There was an interesting item in The Volokh Conspiracy on the concept of “juror nullification” in which a jury decides to vote against the requirements of the law when it feels the law is not doing substantial justice. See http://volokh.com/2010/02/02/judge-jack-weinstein-again-sings-the-praises-of-the-jurys-nullification-power/
The Volokh Conspiracy piece largely quotes a recent Second Circuit Opinion, United States v. Polouizzi, which I also quote in pertinent part here:
In those decisions reducing the constitutional role of the jury and arrogating to courts themselves greater control of jurors than the Constitution permits, modern federal judges have assigned the ugly name “nullification” to the jury’s exercise of discretion-a word having negative connotations dating back to some juries’ post-Civil War harsh treatment of minorities. A more apt word for modern juries’ exercise of their constitutional power to soften the application of overly harsh laws in specific cases would be “rectification.” Exercise of this corrective power relies on the jury’
The argument that the jury will abuse its rectification powers, as it has in some instances in the past to enforce racist local social prejudice, is no longer persuasive in our more tolerant America. …

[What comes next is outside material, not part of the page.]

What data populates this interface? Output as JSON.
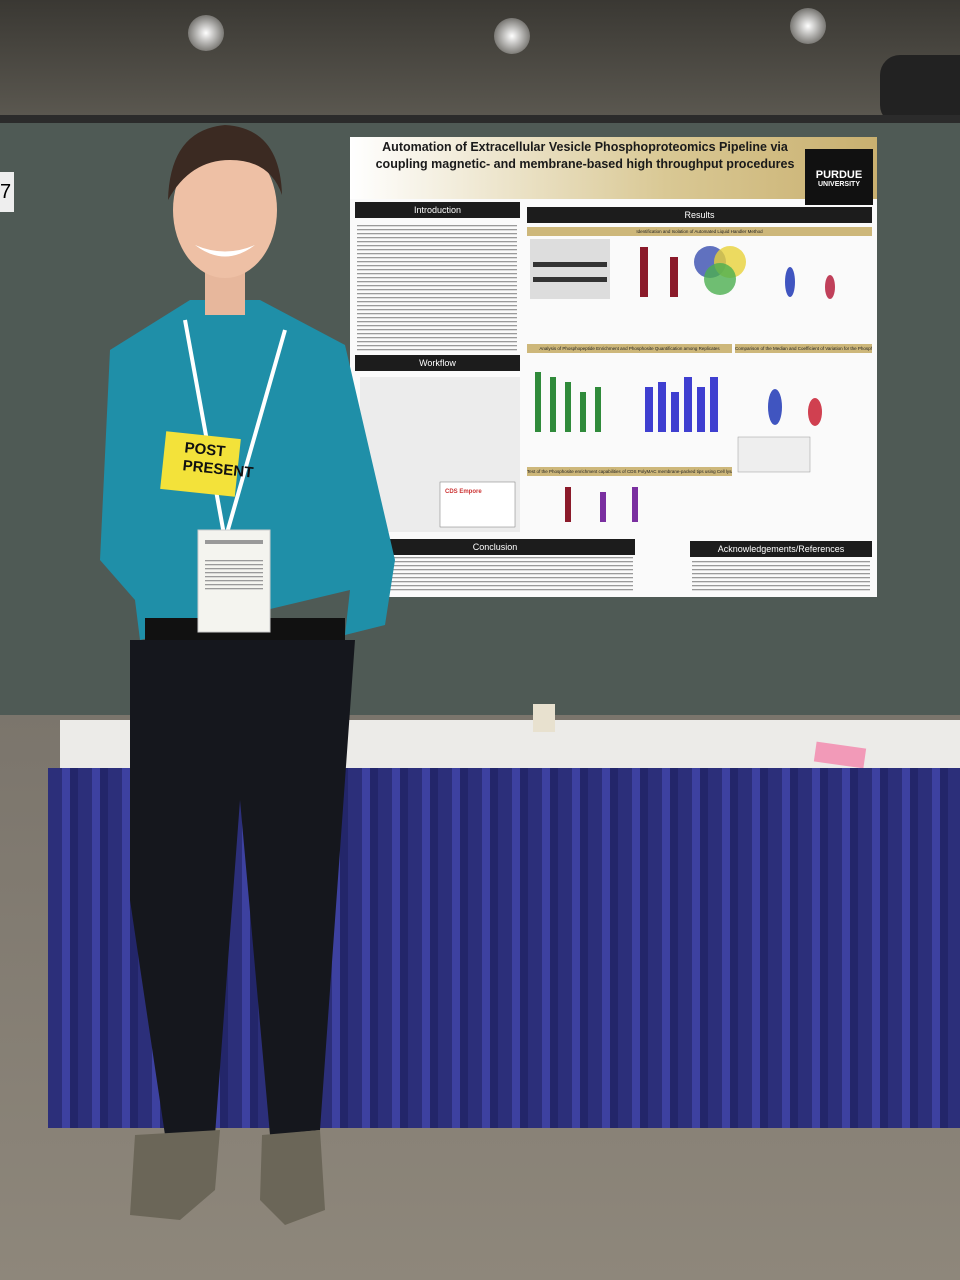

Federal judges who deal with these cases and diverse defendants are increasingly disenchanted with strict and unnecessarily punitive minimum sentencing requirements in child pornography cases that treat with the same harshness those requiring control and medical help outside of prison and those requiring long incarcerations to incapacitate. This view reflects the same dynamics as the increased flexibility in Guideline Sentencing ultimately approved by the Supreme Court following strong judicial opposition to the harsh rigidity originally required. …
Although the concept is typically discussed in the criminal law arena, it also is applicable to civil cases and we have all seen lawyers at least walk the line in closing arguments of asking for a jury verdict which is contrary to the instructions the judge is about to give them. This issue is a balance between a lawyer’s obligation of zealous advocacy on behalf of a client and the obligation to represent a client within the bounds of the law.
In the end, under Rule 3.4(e) of the Illinois Rules of Professional Conduct (eff. January 1, 2010), a lawyer cannot “in trial, allude to any matter that the lawyer does not reasonably believe is relevant or that will not be supported by admissible evidence, assert personal knowledge of facts in issue except when testifying as a witness, or state a personal opinion as to the justness of a cause, the credibility of a witness, the culpability of a civil litigant or the guilt or innocence of an accused….”
Under Rule 3.3(a), “[a] lawyer shall not knowingly: (1) make a false statement of fact or law to a tribunal or fail to correct a false statement of material fact or law previously made to the tribunal by the lawyer….”
CONCLUSION: Lawyers cannot tell jurors to ignore the jury instructions and cannot tell them to ignore the evidence. But, they can probably walk right up to these lines and give inferences which have any good faith basis, including public policy bases. Deciding whether one crosses the line from zealous advocacy into false representations must be done on a case by case basis and may be one of those things like obscenity: You know it when you see it.